A version of this story first appeared in D.C. Diagnosis, STAT’s weekly newsletter about the intersection of health and politics. Sign up here to receive it in your inbox. 

WASHINGTON — It’s that magical time, when government staffers trade in their badges and their lowly government salaries for jobs at some of Washington’s most powerful (and highest paying) law firms and lobbying shops.

But this transition could be a little different.


One recruiter who specializes in placing government officials as lobbyists told STAT he’s already seen K Street bristle at hiring Trump administration officials. He added that officials seen as less political are showing themselves more likely to be hired.

“I have had a lot of people reach out … and sadly, I haven’t been able to help most of them,” said Ivan Adler, who previously specialized in recruiting for K street at the McCormick Group and now runs his own recruiting firm, and goes by “the Lobbyist Hunter.”


“I feel legitimately bad for them because they have wives, and kids, and colleges, and houses, and boats — it’s a challenge, no doubt about it,” Adler added.

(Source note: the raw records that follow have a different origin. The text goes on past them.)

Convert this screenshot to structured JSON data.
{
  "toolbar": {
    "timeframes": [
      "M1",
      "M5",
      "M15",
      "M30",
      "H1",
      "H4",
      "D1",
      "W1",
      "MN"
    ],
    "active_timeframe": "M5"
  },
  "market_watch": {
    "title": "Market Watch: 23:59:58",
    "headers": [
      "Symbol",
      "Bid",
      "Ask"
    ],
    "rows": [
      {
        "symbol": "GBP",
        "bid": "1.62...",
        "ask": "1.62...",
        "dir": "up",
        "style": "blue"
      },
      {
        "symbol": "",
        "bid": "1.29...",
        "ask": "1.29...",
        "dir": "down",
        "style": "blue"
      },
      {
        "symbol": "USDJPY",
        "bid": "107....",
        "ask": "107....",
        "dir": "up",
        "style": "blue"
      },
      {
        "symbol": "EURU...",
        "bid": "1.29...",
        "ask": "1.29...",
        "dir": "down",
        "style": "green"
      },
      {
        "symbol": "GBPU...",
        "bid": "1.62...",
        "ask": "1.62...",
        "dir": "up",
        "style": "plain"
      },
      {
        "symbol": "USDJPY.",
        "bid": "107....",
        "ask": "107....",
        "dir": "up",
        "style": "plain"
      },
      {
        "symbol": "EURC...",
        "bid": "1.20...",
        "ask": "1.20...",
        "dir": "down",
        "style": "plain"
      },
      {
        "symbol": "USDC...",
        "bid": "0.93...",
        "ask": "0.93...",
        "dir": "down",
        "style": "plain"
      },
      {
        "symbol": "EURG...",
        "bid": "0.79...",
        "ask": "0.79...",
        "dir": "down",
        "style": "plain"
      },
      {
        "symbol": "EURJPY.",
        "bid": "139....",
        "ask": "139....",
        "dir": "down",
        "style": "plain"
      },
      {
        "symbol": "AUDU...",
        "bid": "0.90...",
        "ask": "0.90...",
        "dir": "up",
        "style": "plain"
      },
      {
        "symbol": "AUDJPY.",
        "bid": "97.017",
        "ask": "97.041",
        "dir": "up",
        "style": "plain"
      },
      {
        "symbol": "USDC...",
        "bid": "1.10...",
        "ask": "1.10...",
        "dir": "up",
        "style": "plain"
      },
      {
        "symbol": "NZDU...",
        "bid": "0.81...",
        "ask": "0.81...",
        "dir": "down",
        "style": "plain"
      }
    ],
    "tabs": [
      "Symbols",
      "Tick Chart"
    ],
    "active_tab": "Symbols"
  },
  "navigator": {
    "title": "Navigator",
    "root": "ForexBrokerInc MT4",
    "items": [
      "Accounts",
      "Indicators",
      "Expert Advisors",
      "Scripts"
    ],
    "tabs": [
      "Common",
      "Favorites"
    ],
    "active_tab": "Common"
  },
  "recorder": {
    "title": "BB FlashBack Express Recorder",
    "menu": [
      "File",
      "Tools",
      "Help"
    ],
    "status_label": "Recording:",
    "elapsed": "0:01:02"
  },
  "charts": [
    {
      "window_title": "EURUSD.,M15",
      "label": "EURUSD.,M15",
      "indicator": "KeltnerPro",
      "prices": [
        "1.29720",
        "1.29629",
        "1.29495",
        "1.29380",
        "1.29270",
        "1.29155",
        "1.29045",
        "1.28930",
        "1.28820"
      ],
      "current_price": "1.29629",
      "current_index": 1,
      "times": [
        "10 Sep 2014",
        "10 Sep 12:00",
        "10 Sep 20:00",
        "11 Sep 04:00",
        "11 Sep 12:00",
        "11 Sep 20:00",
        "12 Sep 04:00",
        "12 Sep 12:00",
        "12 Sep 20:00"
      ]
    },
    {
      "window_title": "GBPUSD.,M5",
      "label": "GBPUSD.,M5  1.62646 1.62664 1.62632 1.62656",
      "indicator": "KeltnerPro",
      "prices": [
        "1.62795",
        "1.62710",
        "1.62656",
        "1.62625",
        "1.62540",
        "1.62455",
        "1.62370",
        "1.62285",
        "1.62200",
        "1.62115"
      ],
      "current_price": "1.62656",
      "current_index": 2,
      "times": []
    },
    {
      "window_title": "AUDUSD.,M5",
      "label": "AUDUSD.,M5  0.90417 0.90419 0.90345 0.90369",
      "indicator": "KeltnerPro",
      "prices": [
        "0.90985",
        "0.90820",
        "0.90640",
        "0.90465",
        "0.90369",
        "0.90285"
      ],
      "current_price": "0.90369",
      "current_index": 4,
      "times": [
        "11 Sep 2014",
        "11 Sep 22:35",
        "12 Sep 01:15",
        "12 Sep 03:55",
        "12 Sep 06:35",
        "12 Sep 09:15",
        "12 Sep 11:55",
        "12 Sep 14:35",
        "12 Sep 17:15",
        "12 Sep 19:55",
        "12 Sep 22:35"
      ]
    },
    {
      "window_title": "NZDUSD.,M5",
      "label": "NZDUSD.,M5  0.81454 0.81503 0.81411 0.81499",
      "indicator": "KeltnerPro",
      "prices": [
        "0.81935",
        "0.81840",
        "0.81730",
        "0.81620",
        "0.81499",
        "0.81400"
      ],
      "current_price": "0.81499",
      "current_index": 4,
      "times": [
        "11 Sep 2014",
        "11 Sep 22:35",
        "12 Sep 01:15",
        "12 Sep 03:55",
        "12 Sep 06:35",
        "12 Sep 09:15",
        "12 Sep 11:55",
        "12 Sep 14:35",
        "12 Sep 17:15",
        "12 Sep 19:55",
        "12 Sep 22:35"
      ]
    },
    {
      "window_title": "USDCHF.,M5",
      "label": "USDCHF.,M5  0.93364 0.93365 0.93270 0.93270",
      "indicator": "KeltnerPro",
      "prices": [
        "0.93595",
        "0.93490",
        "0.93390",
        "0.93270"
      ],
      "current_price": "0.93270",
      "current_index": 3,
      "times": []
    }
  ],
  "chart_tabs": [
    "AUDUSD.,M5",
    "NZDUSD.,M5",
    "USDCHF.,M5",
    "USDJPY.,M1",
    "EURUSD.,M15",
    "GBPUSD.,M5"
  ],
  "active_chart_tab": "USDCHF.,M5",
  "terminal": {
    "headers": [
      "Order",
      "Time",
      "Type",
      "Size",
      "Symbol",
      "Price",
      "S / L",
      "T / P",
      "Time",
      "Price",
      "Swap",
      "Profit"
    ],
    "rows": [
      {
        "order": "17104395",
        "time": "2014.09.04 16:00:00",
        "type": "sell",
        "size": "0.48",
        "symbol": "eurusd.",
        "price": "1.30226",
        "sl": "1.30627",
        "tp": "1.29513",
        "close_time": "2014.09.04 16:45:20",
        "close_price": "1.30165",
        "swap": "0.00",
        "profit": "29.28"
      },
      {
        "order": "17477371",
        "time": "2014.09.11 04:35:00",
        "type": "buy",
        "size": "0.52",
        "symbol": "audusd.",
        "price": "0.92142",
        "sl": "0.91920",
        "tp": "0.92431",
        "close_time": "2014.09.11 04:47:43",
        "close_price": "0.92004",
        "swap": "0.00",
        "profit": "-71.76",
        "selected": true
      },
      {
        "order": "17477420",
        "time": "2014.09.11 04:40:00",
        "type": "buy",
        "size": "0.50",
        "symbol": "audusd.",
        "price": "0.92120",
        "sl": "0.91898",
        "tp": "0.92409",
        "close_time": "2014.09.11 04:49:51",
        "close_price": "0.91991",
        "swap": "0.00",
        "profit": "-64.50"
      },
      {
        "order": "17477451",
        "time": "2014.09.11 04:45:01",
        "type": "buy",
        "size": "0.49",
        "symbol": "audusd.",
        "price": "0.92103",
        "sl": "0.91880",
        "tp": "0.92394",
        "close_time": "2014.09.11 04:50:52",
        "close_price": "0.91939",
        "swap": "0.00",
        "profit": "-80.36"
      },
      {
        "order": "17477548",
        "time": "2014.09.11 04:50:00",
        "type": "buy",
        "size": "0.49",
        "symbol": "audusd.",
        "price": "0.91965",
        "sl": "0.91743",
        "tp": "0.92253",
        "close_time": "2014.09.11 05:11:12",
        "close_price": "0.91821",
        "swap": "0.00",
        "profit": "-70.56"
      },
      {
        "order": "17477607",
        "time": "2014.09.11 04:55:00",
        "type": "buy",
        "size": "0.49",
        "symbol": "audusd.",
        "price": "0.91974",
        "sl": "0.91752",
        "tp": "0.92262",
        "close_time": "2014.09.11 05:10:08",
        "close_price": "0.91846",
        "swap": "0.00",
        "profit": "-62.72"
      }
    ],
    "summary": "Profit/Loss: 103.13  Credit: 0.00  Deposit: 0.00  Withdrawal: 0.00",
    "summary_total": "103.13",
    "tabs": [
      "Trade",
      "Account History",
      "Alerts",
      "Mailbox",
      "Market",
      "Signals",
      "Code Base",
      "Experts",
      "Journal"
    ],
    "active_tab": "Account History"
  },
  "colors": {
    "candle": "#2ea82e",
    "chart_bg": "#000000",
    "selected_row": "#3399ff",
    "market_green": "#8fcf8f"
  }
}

Nonetheless, some of the most respected health staffers in the Trump orbit are already being scooped up by K street. Here are the moves that are catching our eye.

  • Kimberly Brandt, who served as principal deputy administrator for operations and policy at CMS, will now become a partner at the lobbying firm Tarplin Downs & Young, the firm announced yesterday. TDY represents a slew of drug makers including Merck, Pfizer and Eli Lilly.
  • Greg D’Angelo, who served as associate director for health programs at the Office of Management and Budget, is now a vice president at the Nickles Group, which represents virtually everyone in the health care space from the American Hospital Association to big drug makers like Bristol Myers Squibb and smaller companies like Editas and Bluebird Bio.
  • Virginia Heppner McMillin, who previously served as special assistant to the president for legislative affairs and a health advisor to Senate HELP committee chair Lamar Alexander, is opening up a D.C. office for Jazz pharma, according to two people familiar with the news.
  • Will Brady, who served as chief of staff to HHS Deputy Secretary Eric Hargan, was hired by Optum last month.
  • Jeet Guram, who served as senior advisor to both FDA commissioner Stephen Hahn and CMS administrator Seema Verma, is rejoining his previous employer, McKinsey & Company.
  • Lowell Schiller, who served as senior counselor to former FDA Commissioner Scott Gottlieb and the agency’s principal associate commissioner for policy, is now the chief legal and regulatory officer for Aetion, a health care technology company.
  • Brian Stimson, who served as HHS principal deputy general counsel, was hired by McDermot as a partner this month. Stimson “counsels clients on how to navigate complex disputes that present overlapping legal, regulatory, public policy and business considerations.” His hiring was first announced in November, before the Capitol uprising.
  • Matthew Hittle, who served as a senior policy advisor to CMS administrator Seema Verma, joined the law firm Akin Gump in December. He is advising clients “on health policy and regulatory compliance issues, including coverage, coding and pricing; value-based payment; health innovations; and COVID-19.” He has not yet registered as a lobbyist.
  • Stacy Cline Amin, who served as FDA chief counsel stepped down yesterday, January 11th. It’s unclear where Cline Amin will land next.
  • Ryan Long, who served as staff director for the Energy & Commerce Committee under retired chairman Greg Walden (R-Ore.), announced earlier this month that he was leaving the committee, but it’s not clear yet where he’ll end up, either. This was Long’s second stint with the E&C: He served as health counsel from 2004 to 2013 before taking a brief sojourn at the lobbying firm BGR Group. Long’s departure follows the October departure of staff director Mike Bloombquist, who is now a partner at the law firm Venable.